How to Solve Your Own Murder (Castle Knoll Files, 1)
A dual-timeline murder mystery stocked with colorful characters, this is a fun page-turner with a lot of atmosphere. In the present-day timeline, Annie Adams, a struggling writer, receives a letter summoning her to her great-aunt’s mansion in Dorset. When she gets there, she finds that her great-aunt Frances has been murdered. Annie gets involved in trying to find the killer, her primary resource being Frances’s journal.
Since 1965, when a fortune-teller at a fair predicted she would be murdered one day, Frances has been obsessed with documenting everything about her life and those around her, in an attempt to prevent her foretold fate. Her journal, which exposes love affairs, rocky friendships, and long-held secrets, is the second narrative in the novel, one we follow with as much interest as Annie as she races to solve the crime.
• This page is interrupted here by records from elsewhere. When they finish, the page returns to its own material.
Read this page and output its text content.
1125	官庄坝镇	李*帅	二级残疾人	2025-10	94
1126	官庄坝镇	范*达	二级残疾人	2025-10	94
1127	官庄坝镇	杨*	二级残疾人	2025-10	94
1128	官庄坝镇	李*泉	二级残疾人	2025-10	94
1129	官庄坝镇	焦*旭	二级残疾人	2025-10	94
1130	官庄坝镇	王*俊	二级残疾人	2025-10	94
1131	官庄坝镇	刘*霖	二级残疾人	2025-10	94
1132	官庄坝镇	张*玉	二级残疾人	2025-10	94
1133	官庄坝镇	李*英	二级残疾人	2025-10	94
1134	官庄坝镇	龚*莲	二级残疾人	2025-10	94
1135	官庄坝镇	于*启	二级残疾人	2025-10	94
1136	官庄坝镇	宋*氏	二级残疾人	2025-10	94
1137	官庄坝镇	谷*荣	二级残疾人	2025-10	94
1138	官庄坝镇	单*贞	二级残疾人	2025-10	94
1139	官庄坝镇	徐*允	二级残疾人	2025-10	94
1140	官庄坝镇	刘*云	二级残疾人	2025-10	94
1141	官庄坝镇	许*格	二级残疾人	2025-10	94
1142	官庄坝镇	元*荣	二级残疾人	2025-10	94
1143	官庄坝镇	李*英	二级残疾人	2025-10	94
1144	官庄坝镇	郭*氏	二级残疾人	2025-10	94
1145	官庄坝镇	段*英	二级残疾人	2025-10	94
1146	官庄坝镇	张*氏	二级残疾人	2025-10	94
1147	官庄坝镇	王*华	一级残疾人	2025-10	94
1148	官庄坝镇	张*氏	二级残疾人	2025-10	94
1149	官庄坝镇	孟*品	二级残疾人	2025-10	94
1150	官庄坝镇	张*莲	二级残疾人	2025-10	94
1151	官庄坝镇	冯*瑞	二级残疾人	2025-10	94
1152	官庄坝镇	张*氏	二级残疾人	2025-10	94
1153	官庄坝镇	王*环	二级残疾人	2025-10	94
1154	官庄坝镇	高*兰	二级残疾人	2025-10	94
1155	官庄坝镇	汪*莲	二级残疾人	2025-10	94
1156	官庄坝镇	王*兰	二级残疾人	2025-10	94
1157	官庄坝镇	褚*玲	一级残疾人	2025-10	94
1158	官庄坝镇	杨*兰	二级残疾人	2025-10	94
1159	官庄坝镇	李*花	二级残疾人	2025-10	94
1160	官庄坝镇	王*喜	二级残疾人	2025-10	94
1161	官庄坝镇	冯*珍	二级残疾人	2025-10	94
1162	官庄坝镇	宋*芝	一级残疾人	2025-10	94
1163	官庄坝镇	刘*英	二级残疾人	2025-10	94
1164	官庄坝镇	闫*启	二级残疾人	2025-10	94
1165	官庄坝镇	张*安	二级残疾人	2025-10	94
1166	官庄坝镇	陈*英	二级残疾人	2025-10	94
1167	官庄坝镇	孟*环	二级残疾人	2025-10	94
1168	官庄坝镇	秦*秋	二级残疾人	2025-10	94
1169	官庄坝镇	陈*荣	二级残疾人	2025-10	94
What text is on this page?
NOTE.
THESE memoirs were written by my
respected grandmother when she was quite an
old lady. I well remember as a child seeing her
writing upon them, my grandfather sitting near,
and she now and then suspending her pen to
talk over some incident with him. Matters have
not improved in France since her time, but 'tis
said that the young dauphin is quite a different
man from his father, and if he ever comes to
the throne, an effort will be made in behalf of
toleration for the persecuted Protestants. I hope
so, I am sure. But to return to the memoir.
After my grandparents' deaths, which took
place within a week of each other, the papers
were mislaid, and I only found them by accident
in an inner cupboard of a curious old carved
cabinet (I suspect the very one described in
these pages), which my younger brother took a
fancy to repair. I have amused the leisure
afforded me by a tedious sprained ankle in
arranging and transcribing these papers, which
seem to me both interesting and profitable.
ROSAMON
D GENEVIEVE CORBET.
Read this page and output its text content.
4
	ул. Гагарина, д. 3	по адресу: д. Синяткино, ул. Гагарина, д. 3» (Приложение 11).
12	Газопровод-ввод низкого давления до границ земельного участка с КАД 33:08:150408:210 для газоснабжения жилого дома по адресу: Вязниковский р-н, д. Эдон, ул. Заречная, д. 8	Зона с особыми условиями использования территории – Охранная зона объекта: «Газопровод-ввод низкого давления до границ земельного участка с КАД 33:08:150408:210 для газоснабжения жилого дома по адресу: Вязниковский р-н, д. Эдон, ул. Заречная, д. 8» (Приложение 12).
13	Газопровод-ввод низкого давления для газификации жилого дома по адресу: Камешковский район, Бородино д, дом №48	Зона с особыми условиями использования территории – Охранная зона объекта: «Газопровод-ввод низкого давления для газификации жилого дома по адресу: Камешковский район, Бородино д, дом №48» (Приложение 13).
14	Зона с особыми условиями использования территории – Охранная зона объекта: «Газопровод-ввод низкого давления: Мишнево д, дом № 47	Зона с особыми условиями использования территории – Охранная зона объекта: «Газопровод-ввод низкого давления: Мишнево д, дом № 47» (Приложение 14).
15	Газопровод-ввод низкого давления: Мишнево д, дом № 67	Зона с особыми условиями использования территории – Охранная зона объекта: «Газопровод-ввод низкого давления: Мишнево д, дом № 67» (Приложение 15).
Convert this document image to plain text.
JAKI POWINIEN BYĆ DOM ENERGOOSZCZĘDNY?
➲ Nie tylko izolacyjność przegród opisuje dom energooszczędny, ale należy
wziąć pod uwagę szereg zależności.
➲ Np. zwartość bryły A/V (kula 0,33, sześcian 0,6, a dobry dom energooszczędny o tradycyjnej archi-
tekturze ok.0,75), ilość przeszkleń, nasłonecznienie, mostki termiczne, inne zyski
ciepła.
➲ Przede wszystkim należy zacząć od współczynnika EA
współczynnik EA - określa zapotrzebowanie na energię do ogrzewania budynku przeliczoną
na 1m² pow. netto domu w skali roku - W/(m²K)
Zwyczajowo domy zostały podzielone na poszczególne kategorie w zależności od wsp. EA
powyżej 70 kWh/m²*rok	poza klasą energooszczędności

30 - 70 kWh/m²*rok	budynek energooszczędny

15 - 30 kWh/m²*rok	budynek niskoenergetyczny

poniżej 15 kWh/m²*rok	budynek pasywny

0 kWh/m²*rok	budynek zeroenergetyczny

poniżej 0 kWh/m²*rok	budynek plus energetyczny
With plenty of plot twists, red herrings, and attempted poisonings, along with the overarching riddle of Frances’s fortune told in 1965, this has all the typical elements of a classic murder mystery. Yet it doesn’t feel flat or clichéd—our heroines are realistic, flawed, interesting characters. The solution to the mysteries (there’s really more than one) is solvable but not predictable. This debut novel is a worthy addition to mystery lovers’ shelves.